See also Ezra Klein.

Tonight’s Speech

There are all kinds of rumors flying around about what the President will say in his budget speech tonight. Naturally, he is already being criticized for what people assume he will say even before he has said it.

That said, I think there are three points he must make —

  • Social Security is not adding anything to the budget deficit, and cutting Social Security won’t reduce the budget deficit.
  • He’s sticking to the plans for Medicare already written into the Affordable Care Act.
  • It’s insane to think we can reduce the budget deficit without also raising revenue. The Bush tax cuts on the wealthy must end.

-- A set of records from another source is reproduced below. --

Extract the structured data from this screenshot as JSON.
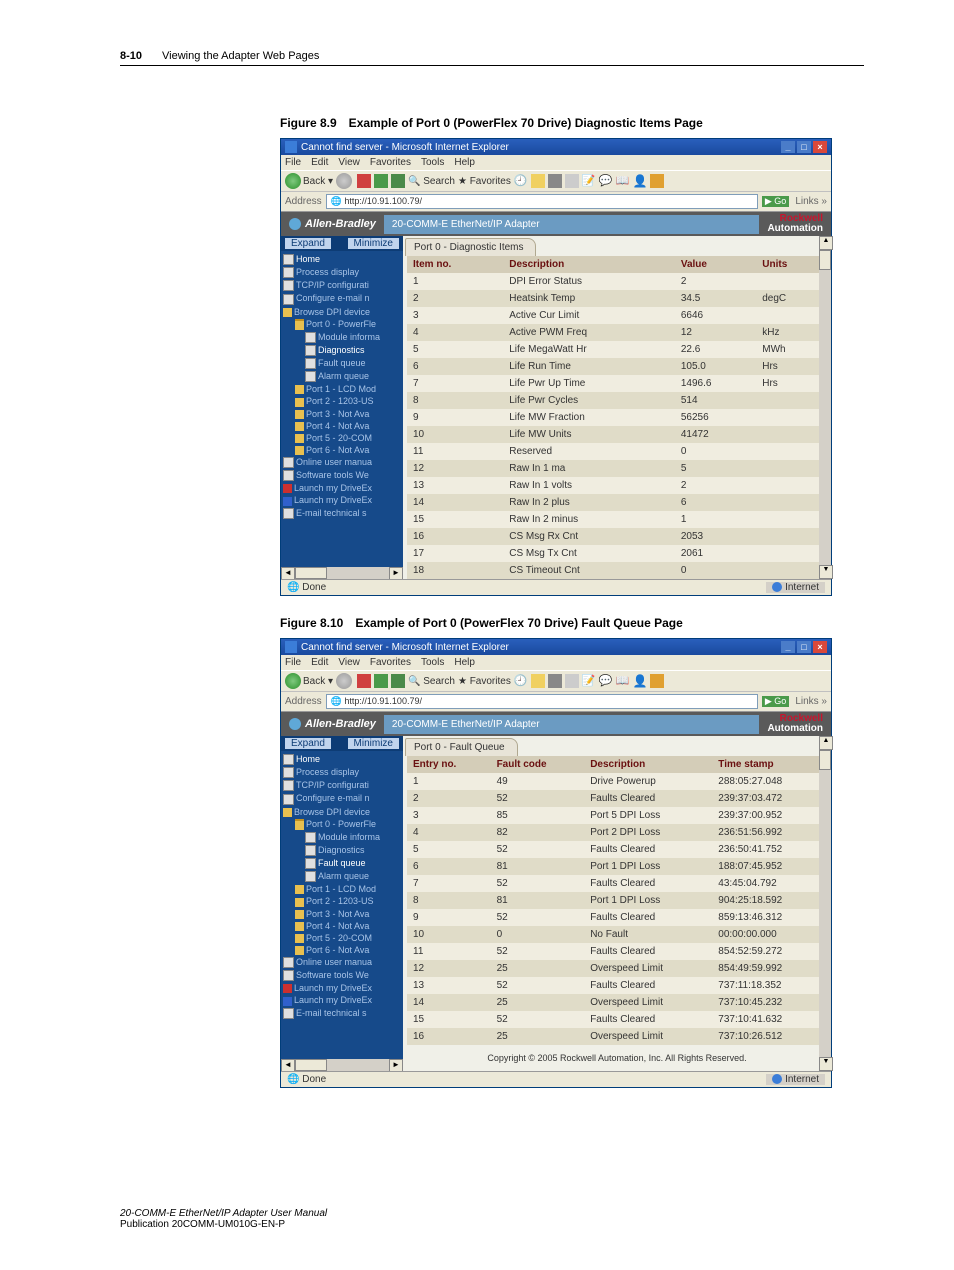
{
  "header": {
    "page_num": "8-10",
    "chapter": "Viewing the Adapter Web Pages"
  },
  "fig1": {
    "caption": "Figure 8.9 Example of Port 0 (PowerFlex 70 Drive) Diagnostic Items Page"
  },
  "fig2": {
    "caption": "Figure 8.10 Example of Port 0 (PowerFlex 70 Drive) Fault Queue Page"
  },
  "win": {
    "title": "Cannot find server - Microsoft Internet Explorer",
    "menus": [
      "File",
      "Edit",
      "View",
      "Favorites",
      "Tools",
      "Help"
    ],
    "back": "Back",
    "search": "Search",
    "favorites": "Favorites",
    "addr_label": "Address",
    "addr_value": "http://10.91.100.79/",
    "go": "Go",
    "links": "Links",
    "brand": "Allen-Bradley",
    "adapter": "20-COMM-E EtherNet/IP Adapter",
    "ra1": "Rockwell",
    "ra2": "Automation",
    "expand": "Expand",
    "minimize": "Minimize",
    "status_done": "Done",
    "status_net": "Internet"
  },
  "nav": [
    {
      "t": "Home",
      "c": "white",
      "i": "ic-doc"
    },
    {
      "t": "Process display",
      "c": "",
      "i": "ic-doc"
    },
    {
      "t": "TCP/IP configurati",
      "c": "",
      "i": "ic-doc"
    },
    {
      "t": "Configure e-mail n",
      "c": "",
      "i": "ic-doc"
    },
    {
      "t": "Browse DPI device",
      "c": "",
      "i": "ic-fold"
    },
    {
      "t": "Port 0 - PowerFle",
      "c": "",
      "i": "ic-foldo",
      "indent": 1
    },
    {
      "t": "Module informa",
      "c": "",
      "i": "ic-doc",
      "indent": 2
    },
    {
      "t": "Diagnostics",
      "c": "white",
      "i": "ic-doc",
      "indent": 2
    },
    {
      "t": "Fault queue",
      "c": "",
      "i": "ic-doc",
      "indent": 2
    },
    {
      "t": "Alarm queue",
      "c": "",
      "i": "ic-doc",
      "indent": 2
    },
    {
      "t": "Port 1 - LCD Mod",
      "c": "",
      "i": "ic-fold",
      "indent": 1
    },
    {
      "t": "Port 2 - 1203-US",
      "c": "",
      "i": "ic-fold",
      "indent": 1
    },
    {
      "t": "Port 3 - Not Ava",
      "c": "",
      "i": "ic-fold",
      "indent": 1
    },
    {
      "t": "Port 4 - Not Ava",
      "c": "",
      "i": "ic-fold",
      "indent": 1
    },
    {
      "t": "Port 5 - 20-COM",
      "c": "",
      "i": "ic-fold",
      "indent": 1
    },
    {
      "t": "Port 6 - Not Ava",
      "c": "",
      "i": "ic-fold",
      "indent": 1
    },
    {
      "t": "Online user manua",
      "c": "",
      "i": "ic-doc"
    },
    {
      "t": "Software tools We",
      "c": "",
      "i": "ic-doc"
    },
    {
      "t": "Launch my DriveEx",
      "c": "",
      "i": "ic-red"
    },
    {
      "t": "Launch my DriveEx",
      "c": "",
      "i": "ic-blue"
    },
    {
      "t": "E-mail technical s",
      "c": "",
      "i": "ic-doc"
    }
  ],
  "nav2": [
    {
      "t": "Home",
      "c": "white",
      "i": "ic-doc"
    },
    {
      "t": "Process display",
      "c": "",
      "i": "ic-doc"
    },
    {
      "t": "TCP/IP configurati",
      "c": "",
      "i": "ic-doc"
    },
    {
      "t": "Configure e-mail n",
      "c": "",
      "i": "ic-doc"
    },
    {
      "t": "Browse DPI device",
      "c": "",
      "i": "ic-fold"
    },
    {
      "t": "Port 0 - PowerFle",
      "c": "",
      "i": "ic-foldo",
      "indent": 1
    },
    {
      "t": "Module informa",
      "c": "",
      "i": "ic-doc",
      "indent": 2
    },
    {
      "t": "Diagnostics",
      "c": "",
      "i": "ic-doc",
      "indent": 2
    },
    {
      "t": "Fault queue",
      "c": "white",
      "i": "ic-doc",
      "indent": 2
    },
    {
      "t": "Alarm queue",
      "c": "",
      "i": "ic-doc",
      "indent": 2
    },
    {
      "t": "Port 1 - LCD Mod",
      "c": "",
      "i": "ic-fold",
      "indent": 1
    },
    {
      "t": "Port 2 - 1203-US",
      "c": "",
      "i": "ic-fold",
      "indent": 1
    },
    {
      "t": "Port 3 - Not Ava",
      "c": "",
      "i": "ic-fold",
      "indent": 1
    },
    {
      "t": "Port 4 - Not Ava",
      "c": "",
      "i": "ic-fold",
      "indent": 1
    },
    {
      "t": "Port 5 - 20-COM",
      "c": "",
      "i": "ic-fold",
      "indent": 1
    },
    {
      "t": "Port 6 - Not Ava",
      "c": "",
      "i": "ic-fold",
      "indent": 1
    },
    {
      "t": "Online user manua",
      "c": "",
      "i": "ic-doc"
    },
    {
      "t": "Software tools We",
      "c": "",
      "i": "ic-doc"
    },
    {
      "t": "Launch my DriveEx",
      "c": "",
      "i": "ic-red"
    },
    {
      "t": "Launch my DriveEx",
      "c": "",
      "i": "ic-blue"
    },
    {
      "t": "E-mail technical s",
      "c": "",
      "i": "ic-doc"
    }
  ],
  "diag": {
    "tab": "Port 0 - Diagnostic Items",
    "headers": [
      "Item no.",
      "Description",
      "Value",
      "Units"
    ],
    "rows": [
      [
        "1",
        "DPI Error Status",
        "2",
        ""
      ],
      [
        "2",
        "Heatsink Temp",
        "34.5",
        "degC"
      ],
      [
        "3",
        "Active Cur Limit",
        "6646",
        ""
      ],
      [
        "4",
        "Active PWM Freq",
        "12",
        "kHz"
      ],
      [
        "5",
        "Life MegaWatt Hr",
        "22.6",
        "MWh"
      ],
      [
        "6",
        "Life Run Time",
        "105.0",
        "Hrs"
      ],
      [
        "7",
        "Life Pwr Up Time",
        "1496.6",
        "Hrs"
      ],
      [
        "8",
        "Life Pwr Cycles",
        "514",
        ""
      ],
      [
        "9",
        "Life MW Fraction",
        "56256",
        ""
      ],
      [
        "10",
        "Life MW Units",
        "41472",
        ""
      ],
      [
        "11",
        "Reserved",
        "0",
        ""
      ],
      [
        "12",
        "Raw In 1 ma",
        "5",
        ""
      ],
      [
        "13",
        "Raw In 1 volts",
        "2",
        ""
      ],
      [
        "14",
        "Raw In 2 plus",
        "6",
        ""
      ],
      [
        "15",
        "Raw In 2 minus",
        "1",
        ""
      ],
      [
        "16",
        "CS Msg Rx Cnt",
        "2053",
        ""
      ],
      [
        "17",
        "CS Msg Tx Cnt",
        "2061",
        ""
      ],
      [
        "18",
        "CS Timeout Cnt",
        "0",
        ""
      ]
    ]
  },
  "fault": {
    "tab": "Port 0 - Fault Queue",
    "headers": [
      "Entry no.",
      "Fault code",
      "Description",
      "Time stamp"
    ],
    "rows": [
      [
        "1",
        "49",
        "Drive Powerup",
        "288:05:27.048"
      ],
      [
        "2",
        "52",
        "Faults Cleared",
        "239:37:03.472"
      ],
      [
        "3",
        "85",
        "Port 5 DPI Loss",
        "239:37:00.952"
      ],
      [
        "4",
        "82",
        "Port 2 DPI Loss",
        "236:51:56.992"
      ],
      [
        "5",
        "52",
        "Faults Cleared",
        "236:50:41.752"
      ],
      [
        "6",
        "81",
        "Port 1 DPI Loss",
        "188:07:45.952"
      ],
      [
        "7",
        "52",
        "Faults Cleared",
        "43:45:04.792"
      ],
      [
        "8",
        "81",
        "Port 1 DPI Loss",
        "904:25:18.592"
      ],
      [
        "9",
        "52",
        "Faults Cleared",
        "859:13:46.312"
      ],
      [
        "10",
        "0",
        "No Fault",
        "00:00:00.000"
      ],
      [
        "11",
        "52",
        "Faults Cleared",
        "854:52:59.272"
      ],
      [
        "12",
        "25",
        "Overspeed Limit",
        "854:49:59.992"
      ],
      [
        "13",
        "52",
        "Faults Cleared",
        "737:11:18.352"
      ],
      [
        "14",
        "25",
        "Overspeed Limit",
        "737:10:45.232"
      ],
      [
        "15",
        "52",
        "Faults Cleared",
        "737:10:41.632"
      ],
      [
        "16",
        "25",
        "Overspeed Limit",
        "737:10:26.512"
      ]
    ],
    "copyright": "Copyright © 2005 Rockwell Automation, Inc. All Rights Reserved."
  },
  "footer": {
    "l1": "20-COMM-E EtherNet/IP Adapter User Manual",
    "l2": "Publication 20COMM-UM010G-EN-P"
  }
}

Beyond that, I agree with Joan Walsh

In the long term, however, as I’ve argued before, Obama has failed to project and execute a vision of Democratic Party policy and values that’s as bold as the challenges the nation faces, marked by Gilded Age levels of economic inequality, as well as economic suffering surpassed only by the Great Depression. Both those periods gave us “big bangs” of social change, in the words of Jacob Hacker; this era has not. So far it produced a healthcare reform plan that’s laudable for putting a stake in the ground toward universal coverage, but whose compromises with the GOP and the insurance industry could ultimately unravel it. Now people are worried that Obama will compromise on two signature programs of great Democratic presidents: Social Security under Franklin Delano Roosevelt and Medicare under Lyndon Baines Johnson. I hope he doesn’t do that Wednesday, and I also hope he lays out some broad vision of social justice that begins to reverse the trends of the last 30 years. (Leaking that he’ll be calling for tax hikes on the rich is a little bit encouraging.) He could provide new reasons for people to support the Democratic Party: a progressive vision of fairness and equity that’s up to the challenge of the times.

On the other hand, a lackluster speech that is mostly about reasonable compromise may give him positive overnight poll numbers but no long-lasting support. So let’s see what he goes for.